New service contracts
The 2007 Direction applies where a best value authority enters into a new contract with a service provider for the provision of services currently undertaken by the authority. Where, as a result of the contract, an employee of the best value authority transfers employment under TUPE to a new employer, the contract between the authority and the contractor must provide for the contractor to secure “pension protection” for the transferring employees. This essentially means the right to acquire pension benefits which are the same as, or broadly comparable to, the rights which the employee had or had a right to acquire as an employee of the authority. This level of protection can be provided by, for example, participation by the new employer in the LGPS. The Direction does not address issues regarding accrued benefits which will continue to be dealt with under the Fair Deal guidance.
Re-tendering service contracts
The Direction also applies to provide protection to employees who transferred from employment with an authority as a result of an original service contract and who are now being transferred to a new employer a result of a re-tendering of the contract. The protection afforded by the Direction applies irrespective of when the original contract was put in place. However, the Fair Deal principles only apply to those contracts entered into after June 1999.
One important point to note is that the pension protection to be provided in such situations to transferring employees is by reference to the pension benefits to which they were entitled immediately prior to the transfer to their new employer rather than by reference to the benefits provided under the LGPS at the date of the original transfer. There is an inconsistency here with the original Fair Deal requirements on second generation transfers, which makes it hard for employers to know the appropriate benchmark for their comparable benefits.
Will the Direction make a difference in practice?
As mentioned above, under the Fair Deal policy an authority could insist on less than full broad comparability in circumstances where this was inappropriate or impossible, for example, where only a few transferring employees were involved. However, the new statutory basis does not have this flexibility.
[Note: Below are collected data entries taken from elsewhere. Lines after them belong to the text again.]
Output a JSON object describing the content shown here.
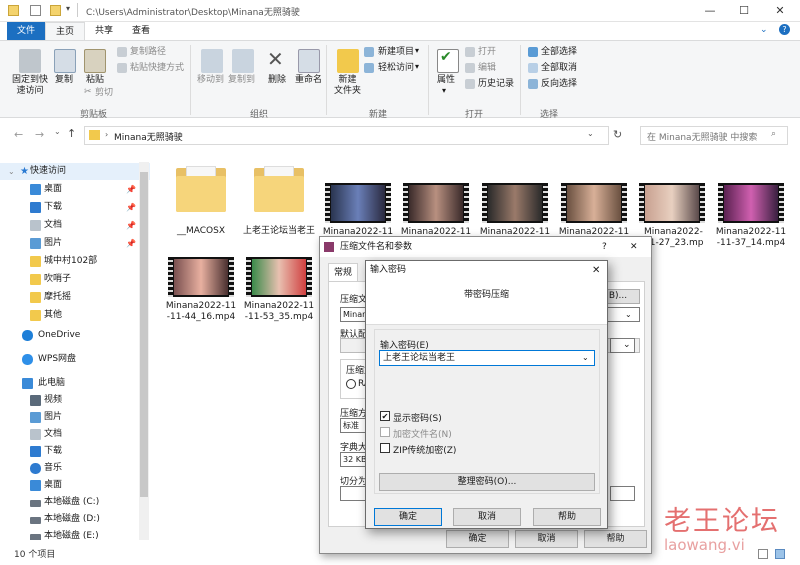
{
  "window": {
    "path": "C:\\Users\\Administrator\\Desktop\\Minana无照骑驶",
    "minimize": "—",
    "maximize": "☐",
    "close": "✕"
  },
  "tabs": {
    "file": "文件",
    "home": "主页",
    "share": "共享",
    "view": "查看",
    "help": "?"
  },
  "ribbon": {
    "pin": "固定到快\n速访问",
    "copy": "复制",
    "paste": "粘贴",
    "copy_path": "复制路径",
    "paste_shortcut": "粘贴快捷方式",
    "cut": "剪切",
    "group_clipboard": "剪贴板",
    "move_to": "移动到",
    "copy_to": "复制到",
    "delete": "删除",
    "rename": "重命名",
    "group_organize": "组织",
    "new_folder": "新建\n文件夹",
    "new_item": "新建项目",
    "easy_access": "轻松访问",
    "group_new": "新建",
    "properties": "属性",
    "open": "打开",
    "edit": "编辑",
    "history": "历史记录",
    "group_open": "打开",
    "select_all": "全部选择",
    "select_none": "全部取消",
    "invert": "反向选择",
    "group_select": "选择"
  },
  "address": {
    "folder": "Minana无照骑驶",
    "search_placeholder": "在 Minana无照骑驶 中搜索"
  },
  "nav": {
    "quick_access": "快速访问",
    "items": [
      "桌面",
      "下载",
      "文档",
      "图片",
      "城中村102部",
      "吹哨子",
      "摩托摇",
      "其他"
    ],
    "onedrive": "OneDrive",
    "wps": "WPS网盘",
    "this_pc": "此电脑",
    "pc_items": [
      "视频",
      "图片",
      "文档",
      "下载",
      "音乐",
      "桌面",
      "本地磁盘 (C:)",
      "本地磁盘 (D:)",
      "本地磁盘 (E:)"
    ]
  },
  "files": [
    {
      "name": "__MACOSX",
      "type": "folder"
    },
    {
      "name": "上老王论坛当老王",
      "type": "folder"
    },
    {
      "name": "Minana2022-11",
      "type": "video"
    },
    {
      "name": "Minana2022-11",
      "type": "video"
    },
    {
      "name": "Minana2022-11",
      "type": "video"
    },
    {
      "name": "Minana2022-11",
      "type": "video"
    },
    {
      "name": "Minana2022-11-27_23.mp4",
      "type": "video"
    },
    {
      "name": "Minana2022-11-11-37_14.mp4",
      "type": "video"
    },
    {
      "name": "Minana2022-11-11-44_16.mp4",
      "type": "video"
    },
    {
      "name": "Minana2022-11-11-53_35.mp4",
      "type": "video"
    }
  ],
  "status": {
    "count": "10 个项目"
  },
  "archive_dialog": {
    "title": "压缩文件名和参数",
    "help": "?",
    "close": "✕",
    "tab_general": "常规",
    "label_archive": "压缩文",
    "archive_value": "Minana",
    "label_profile": "默认配",
    "label_format": "压缩文",
    "format_option": "RA",
    "label_method": "压缩方",
    "method_value": "标准",
    "label_dict": "字典大",
    "dict_value": "32 KB",
    "label_split": "切分为",
    "browse": "B)...",
    "ok": "确定",
    "cancel": "取消",
    "help_btn": "帮助"
  },
  "password_dialog": {
    "title": "输入密码",
    "close": "✕",
    "header": "带密码压缩",
    "label": "输入密码(E)",
    "value": "上老王论坛当老王",
    "show_password": "显示密码(S)",
    "encrypt_names": "加密文件名(N)",
    "zip_legacy": "ZIP传统加密(Z)",
    "organize": "整理密码(O)...",
    "ok": "确定",
    "cancel": "取消",
    "help": "帮助"
  },
  "watermark": {
    "cn": "老王论坛",
    "url": "laowang.vi"
  }
}
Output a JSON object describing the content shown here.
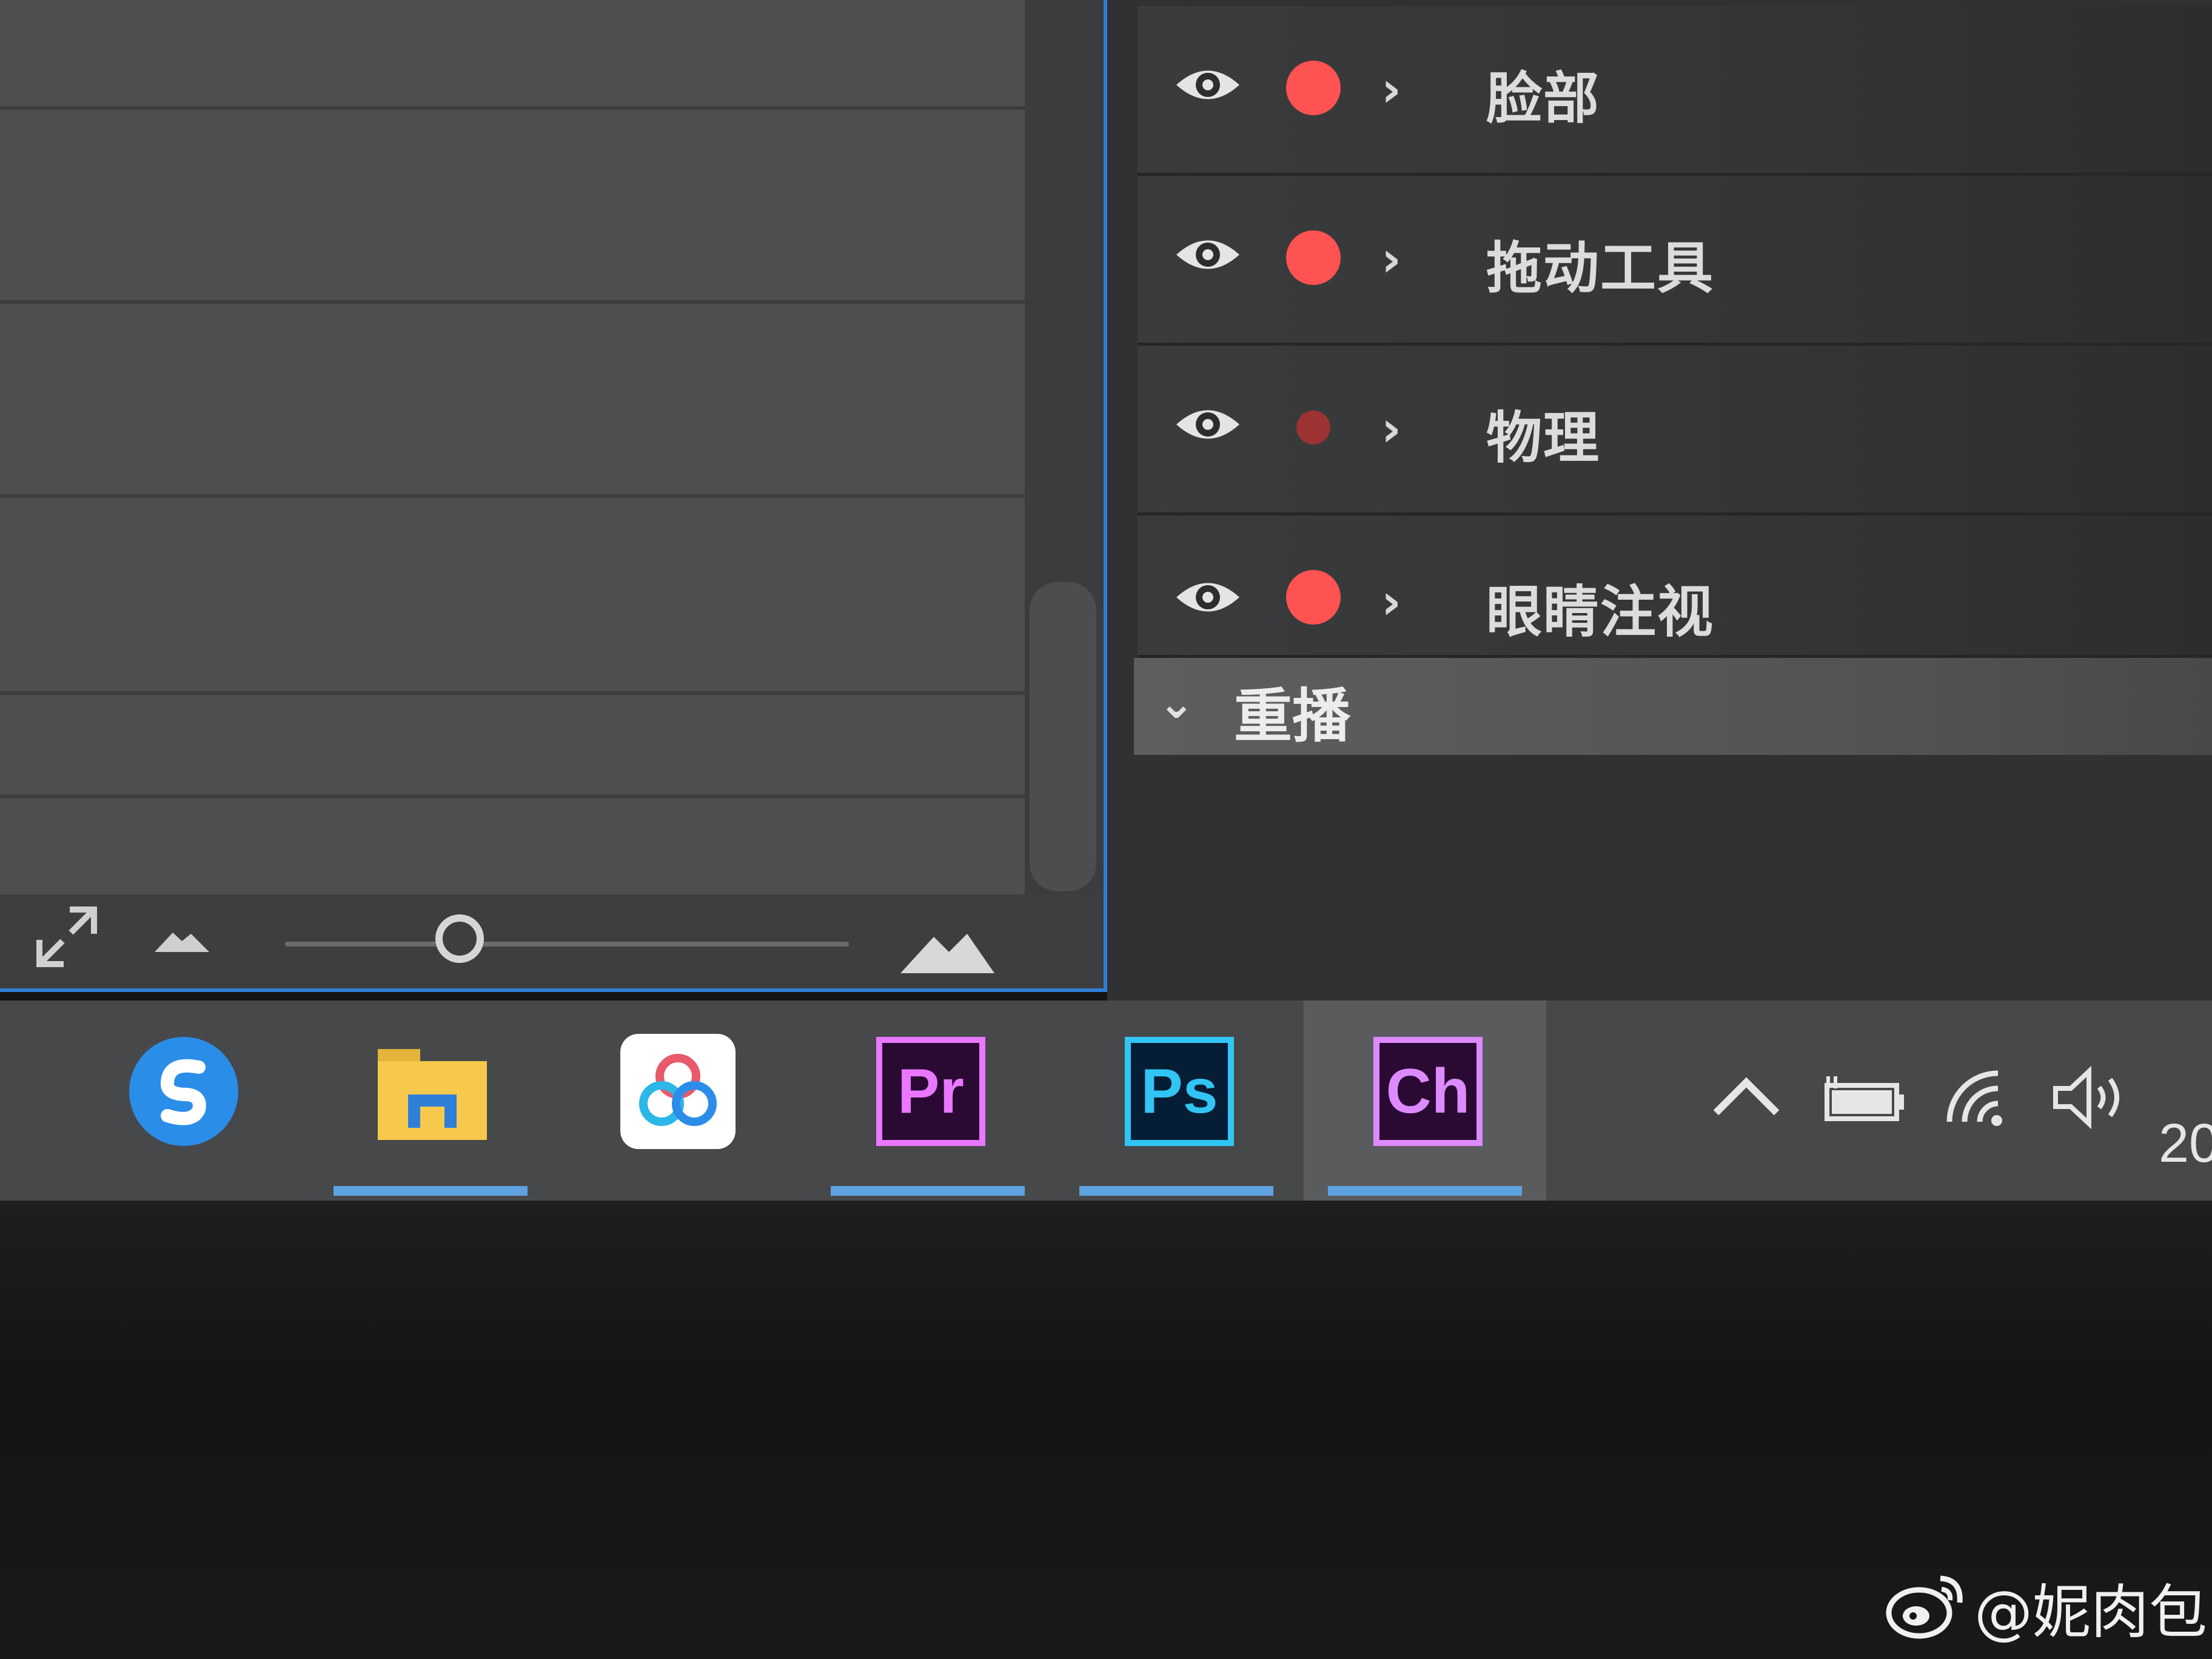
{
  "layers": [
    {
      "label": "脸部"
    },
    {
      "label": "拖动工具"
    },
    {
      "label": "物理"
    },
    {
      "label": "眼睛注视"
    }
  ],
  "section": {
    "label": "重播",
    "expanded": true
  },
  "taskbar": {
    "apps": [
      {
        "icon": "sogou-icon"
      },
      {
        "icon": "file-explorer-icon",
        "running": true
      },
      {
        "icon": "baidu-netdisk-icon"
      },
      {
        "icon": "premiere-icon",
        "text": "Pr",
        "running": true
      },
      {
        "icon": "photoshop-icon",
        "text": "Ps",
        "running": true
      },
      {
        "icon": "character-animator-icon",
        "text": "Ch",
        "running": true,
        "active": true
      }
    ],
    "clock": "20"
  },
  "colors": {
    "accent_blue": "#2f7fd8",
    "record_dot": "#ff5252",
    "pr": "#ea77ff",
    "ps": "#31c5f4",
    "ch": "#dd8aff"
  },
  "watermark": "@妮肉包"
}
This could result in smaller contractors (particularly those without their own final salary schemes) being less willing to tender for contracts as a result of the increased pension costs they would incur if successful.
The Direction only imposes obligations on the authority: there are no obligations imposed on the contractor. That said, if an authority omits to comply with it, there could be unexpected implications for the contractor. For example, could it be argued that, in entering into the contract in breach of the Direction, an authority has exceeded its powers and the contract would potentially be void – not a position most contractors would want to find themselves in. And what of the transferred employees? The legislation has not given them any directly enforceable rights, for example, to damages in the event an authority concludes a contract without complying with the Direction. And were the contract to be void who would their employer be? Would TUPE mean they have rights against the contractor notwithstanding the voiding of the contract?
There are clearly a number of questions still to be answered. We understand that this uncertainty has not gone unnoticed by the same public service trades unions who were some of those lobbying Government to put the Fair Deal policy on a statutory footing. It may well only be a matter of time before a test case is taken which may provide some answers. In the meantime, in order to avoid those pitfalls and the possibility of becoming the test case, English “best value authorities” and those contracting with them should take particular care to ensure compliance with the Direction.